Airline pilots have encountered some odd things on approach to landing, including birds, balloons, lasers, even locusts and UFOs — but a guy, in a jetpack?
According to a report in Travel Pulse by Donald Wood, an American Airlines pilot preparing to land at a Los Angeles airport Sunday night got more than he bargained for when he reportedly saw a person wearing a jetpack flying around the airspace above the city.
According to Fox5 Atlanta, the captain was flying at an altitude of around 3,000 feet as he approached at a distance of 10 miles from Los Angeles International Airport when he reported the incident to the air traffic control tower.
The American Airlines pilot reported he saw a “guy in a jetpack” around 300 yards from the plane as he was preparing for a landing. Moments later, a second pilot reached out to air traffic controllers and reported the same person flying around near LAX’s incoming flight path.
Officials at LAX turned over the reports of the jetpacker to the Federal Aviation Administration, who reportedly shared details with the Los Angeles Police Department.
The air traffic control audio clips, which you can listen to here, went like this:
American Flight 1997: “Tower, American 1997, we just passed a guy in a jetpack.”
Tower: “American 1997, OK, thank you. Were they off to your left or right side?”
American Flight 1997: “Off the left side, maybe 300 yards or so, about our altitude.”
Skywest Flight: “We just saw the guy passing by us in the jetpack.”
Tower: “Jet Blue 23, use caution, a person in a jetpack reported 300 yards south of the LA final at about 3,000 feet, 10 mile final.”
Jet Blue 23: “Jet Blue 23, we heard and we are definitely looking.”

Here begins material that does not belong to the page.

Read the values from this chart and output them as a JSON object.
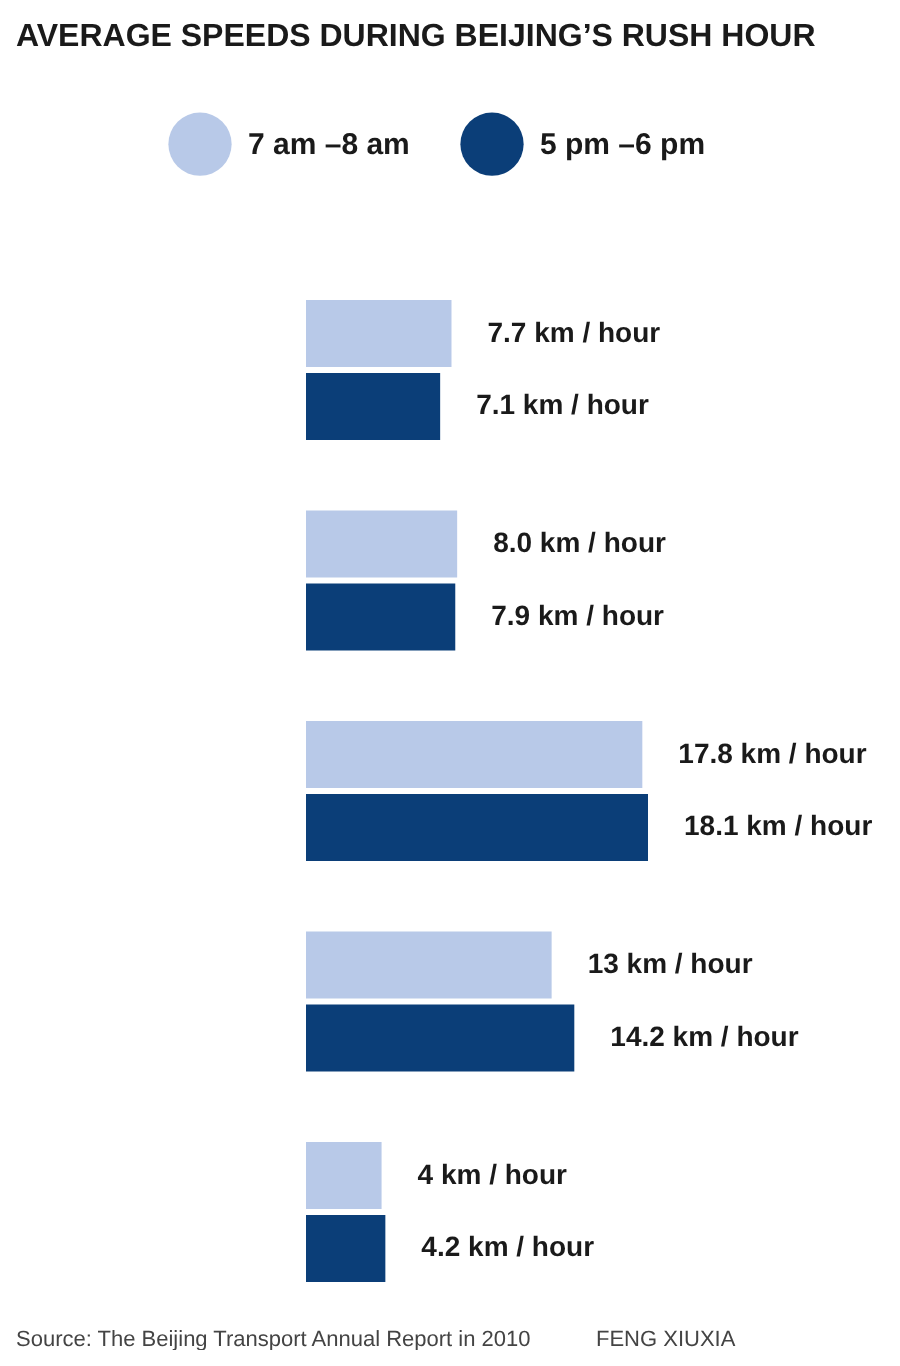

Another unidentified pilot chimed in: “Only in LA.”
According to The Drive, there are a number of new jetpack-like designs that are remarkably capable, but all have very limited range and most have only very low-altitude flight envelopes.

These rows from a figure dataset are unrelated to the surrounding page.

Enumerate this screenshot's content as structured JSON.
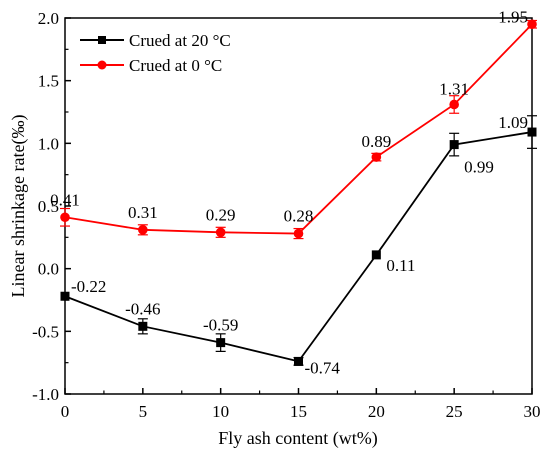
{
  "chart_data": {
    "type": "line",
    "xlabel": "Fly ash content (wt%)",
    "ylabel": "Linear shrinkage rate(‰)",
    "x": [
      0,
      5,
      10,
      15,
      20,
      25,
      30
    ],
    "xlim": [
      0,
      30
    ],
    "ylim": [
      -1.0,
      2.0
    ],
    "xticks": [
      "0",
      "5",
      "10",
      "15",
      "20",
      "25",
      "30"
    ],
    "yticks": [
      "-1.0",
      "-0.5",
      "0.0",
      "0.5",
      "1.0",
      "1.5",
      "2.0"
    ],
    "grid": false,
    "legend_position": "top-left",
    "series": [
      {
        "name": "Crued at 20 °C",
        "color": "#000000",
        "marker": "square",
        "values": [
          -0.22,
          -0.46,
          -0.59,
          -0.74,
          0.11,
          0.99,
          1.09
        ],
        "labels": [
          "-0.22",
          "-0.46",
          "-0.59",
          "-0.74",
          "0.11",
          "0.99",
          "1.09"
        ],
        "errors": [
          0.0,
          0.06,
          0.07,
          0.03,
          0.0,
          0.09,
          0.13
        ]
      },
      {
        "name": "Crued at 0 °C",
        "color": "#ff0000",
        "marker": "circle",
        "values": [
          0.41,
          0.31,
          0.29,
          0.28,
          0.89,
          1.31,
          1.95
        ],
        "labels": [
          "0.41",
          "0.31",
          "0.29",
          "0.28",
          "0.89",
          "1.31",
          "1.95"
        ],
        "errors": [
          0.07,
          0.04,
          0.04,
          0.04,
          0.03,
          0.07,
          0.03
        ]
      }
    ]
  }
}
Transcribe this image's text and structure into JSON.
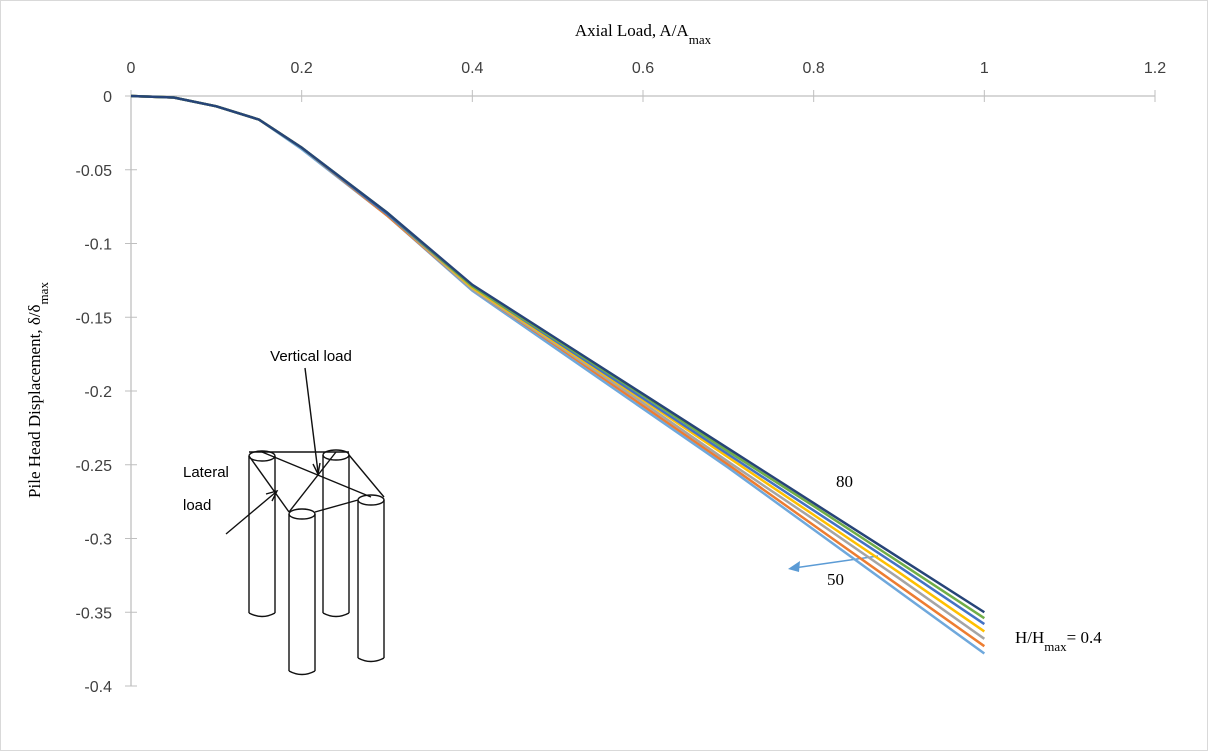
{
  "chart_data": {
    "type": "line",
    "x_label": {
      "text": "Axial Load, A/A",
      "sub": "max"
    },
    "y_label": {
      "text": "Pile Head Displacement, δ/δ",
      "sub": "max"
    },
    "x": [
      0,
      0.05,
      0.1,
      0.15,
      0.2,
      0.3,
      0.4,
      0.5,
      0.6,
      0.7,
      0.8,
      0.9,
      1.0
    ],
    "series": [
      {
        "color": "#6fa8dc",
        "values": [
          0,
          -0.001,
          -0.007,
          -0.016,
          -0.036,
          -0.081,
          -0.132,
          -0.172,
          -0.212,
          -0.252,
          -0.294,
          -0.336,
          -0.378
        ]
      },
      {
        "color": "#ed7d31",
        "values": [
          0,
          -0.001,
          -0.007,
          -0.016,
          -0.035,
          -0.081,
          -0.131,
          -0.17,
          -0.21,
          -0.25,
          -0.291,
          -0.332,
          -0.373
        ]
      },
      {
        "color": "#a5a5a5",
        "values": [
          0,
          -0.001,
          -0.007,
          -0.016,
          -0.035,
          -0.08,
          -0.131,
          -0.169,
          -0.208,
          -0.248,
          -0.287,
          -0.327,
          -0.368
        ]
      },
      {
        "color": "#ffc000",
        "values": [
          0,
          -0.001,
          -0.007,
          -0.016,
          -0.035,
          -0.08,
          -0.13,
          -0.168,
          -0.206,
          -0.245,
          -0.284,
          -0.323,
          -0.363
        ]
      },
      {
        "color": "#4472c4",
        "values": [
          0,
          -0.001,
          -0.007,
          -0.016,
          -0.035,
          -0.08,
          -0.129,
          -0.167,
          -0.205,
          -0.243,
          -0.281,
          -0.319,
          -0.358
        ]
      },
      {
        "color": "#70ad47",
        "values": [
          0,
          -0.001,
          -0.007,
          -0.016,
          -0.035,
          -0.079,
          -0.129,
          -0.166,
          -0.203,
          -0.241,
          -0.278,
          -0.316,
          -0.354
        ]
      },
      {
        "color": "#264478",
        "values": [
          0,
          -0.001,
          -0.007,
          -0.016,
          -0.035,
          -0.079,
          -0.128,
          -0.165,
          -0.202,
          -0.239,
          -0.276,
          -0.313,
          -0.35
        ]
      }
    ],
    "xlim": [
      0,
      1.2
    ],
    "xticks": [
      0,
      0.2,
      0.4,
      0.6,
      0.8,
      1,
      1.2
    ],
    "ylim": [
      -0.4,
      0
    ],
    "yticks": [
      0,
      -0.05,
      -0.1,
      -0.15,
      -0.2,
      -0.25,
      -0.3,
      -0.35,
      -0.4
    ],
    "annotations": [
      {
        "text": "80"
      },
      {
        "text": "50"
      },
      {
        "text": "H/H",
        "sub": "max",
        "after": "= 0.4"
      }
    ],
    "inset_labels": [
      "Vertical load",
      "Lateral",
      "load"
    ]
  }
}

Yves “Jetman” Rossi’s winged jetpack is definitely capable of such a feat, but his flights have always occurred under highly controlled and well-coordinated circumstances and in sanitized airspace.
They are also very high-profile in nature and require a mothership to launch from, such as a helicopter, or at least a very high point to leap from.
It’s been a rough month for American Airlines, as the carrier has been dealing with several issues with passengers not wearing facial coverings, which resulted in a fight and an attack on a flight crew member, Travel Pulse reported.
On a more positive note, American Airlines announced several changes to the travel experience, including eliminating change fees, allowing customers to fly standby for free and adding more flexibility to basic economy.